LETTER: Honoring Dr. King’s Legacy
To the editor:
Each year since 1983, on the third Monday in January, partisans from both sides of the aisle in all 50 states come together to recognize the life and work of Dr. Martin Luther King Jr. Through his nonviolent opposition to Southern segregation, King became a symbol of justice and pride for all Americans – the physical embodiment of those lofty ideals put forward in the Declaration of Independence two centuries prior, the triumph of unity over division, equality over inequality, the consummation of our national ideals; or so the Ken Burns school of history would have it.

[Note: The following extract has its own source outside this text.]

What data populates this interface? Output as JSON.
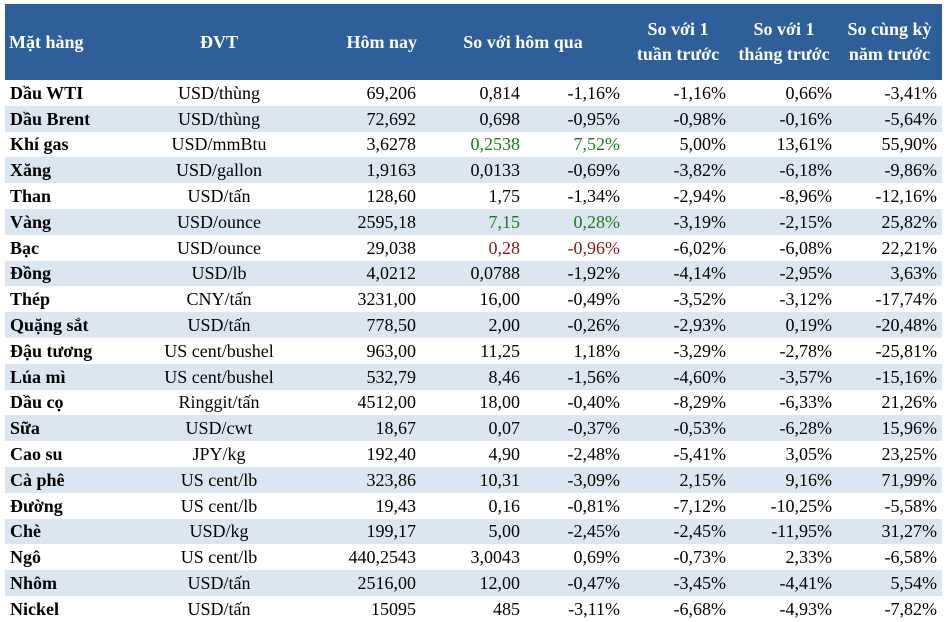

In sanitizing the past, we risk forgetting that King’s leadership in the Civil Rights Movement proved extremely divisive at the time. Many in the South saw equality between the races as social heresy and desegregation as a federal imposition that unduly denied states their constitutional sovereignty in political matters. Moderate Northerners, too, criticized King’s tactics as extreme and politically inexpedient.
While celebrating Martin Luther King the man is an important and worthwhile gesture, another crucial imperative of honoring King’s legacy is grappling with those historical forces against which he struggled. We cannot dismiss or downplay opposition to civil rights as an unfortunate attitude of the past.
The fear of change and intolerance of the unknown that bolstered Bull Connor’s actions in Birmingham have a corollary in our own time. Especially here in Utah, where cultural homogeneity and reverence for tradition often stifles alternative viewpoints and stymies attempts at progressive action, we want to view all change as corrosive to the social foundations of our society.
The battle over gay marriage in this state has thrown such tendencies into stark relief. By policing the boundaries of “traditional” marriage and denying a group of people the legal rights guaranteed their heterosexual counterparts, the state continues to perpetuate second-class citizenship; we have merely substituted sexuality for race.
In 1963 from a jail cell in Birmingham, King wrote “injustice anywhere is a threat to justice everywhere. We are caught in an inescapable network of mutuality, tied in a single garment of destiny. Whatever affects one directly, affects all indirectly.”
When we pretend the past has no bearing on our present political and social struggles, that our concerns have no historical antecedents, we ignore one of King’s most compelling insights: Denying political rights to any one segment of society saps the moral foundation of the entire polity. By acknowledging the common humanity that unites us all, we can avoid finding ourselves on the wrong side of history.